I think they did well to offer you that maintenance package. It's not a whole lot, but it's certainly something. 

As for the bail out, that's not something they owe any of us. That was a government thing entirely, so if anyone owes you something, it's the government that invested in GM. I say invested because there are more factors involved than you are aware of. It wasn't just GM that received government help; it was Chrystler, Ford (if you look at the details, you'll see it's true), and even imports like Toyota got assistance from their respective governments. The economy hit them all pretty hard. The "bailout" was necessary to keep business going in the US. Without it, the consequences would have been devastating. Hundreds of thousands of jobs would be lost, jobs that all pay their 12-20% of income tax every year...

I think if you requested a reimbursement of fuel, they might do it for you. 

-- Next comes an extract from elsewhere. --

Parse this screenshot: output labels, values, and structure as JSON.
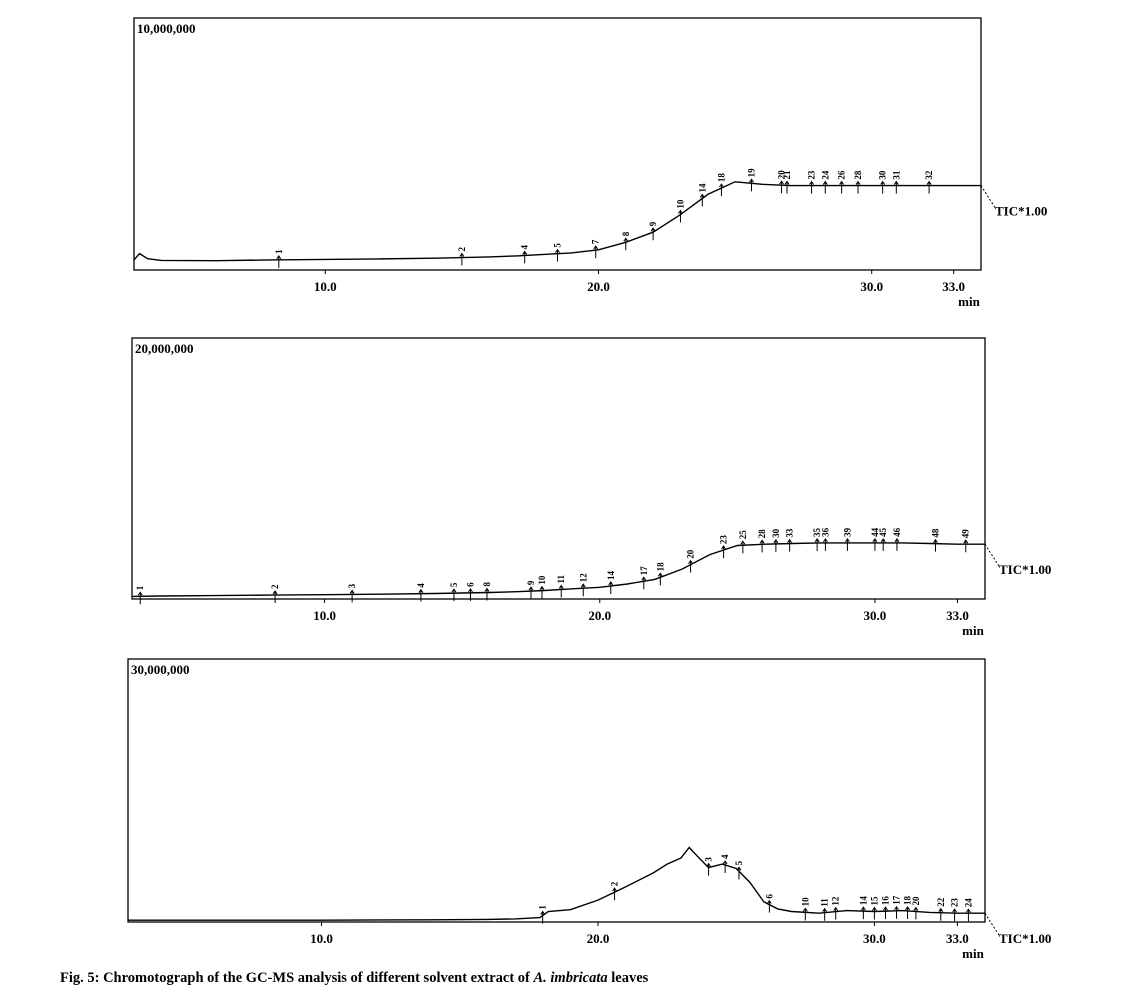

In any case, can you check something for me? I need to know what month your vehicle was manufactured in. It will be on the driver's door jamb. 



spungebob24 said:


> yes the car is at the dealership now! Heres my story, i brought the car to the dealership two weeks ago and told them there was a lifter noise so they checked it out and said they didnt hear any abnormal engine noise, so i took it home and i could still hear the motor making noise. I sent gm an email, they got back to me and i explained to them my problem and wanted me to take it back to the dealer. When i got to the dealer the head mechanic came out and did hear this noise, so i left it there for them on monday (9/17). They are going to change the head on the motor and a couple of other things and now their just waiting for parts. I think its pretty sad that you buy a new car and 860 miles later the motor is getting torn apart. i hope this doesnt compromise the reliability of the motor in the future. i hope they get this right or they might be keeping that car and i'll be driving something else! i'm really disappointed at this point with that car and i'm waiting to see what gm is going to do with all the b/s i put up with so far!!!!


I'll ask Tom Read over in GM Powertrain if he knows anything about this issue. So long as GM is taking care of you, I wouldn't be worried. You have a 5 year, 100k mile warranty on this car. Any significant issue that can come up will most likely manifest itself during that time period. 

Can you also check your driver's door jamb and let me know when your car was manufactured?

Welcome to CruzeTalk by the way.


----------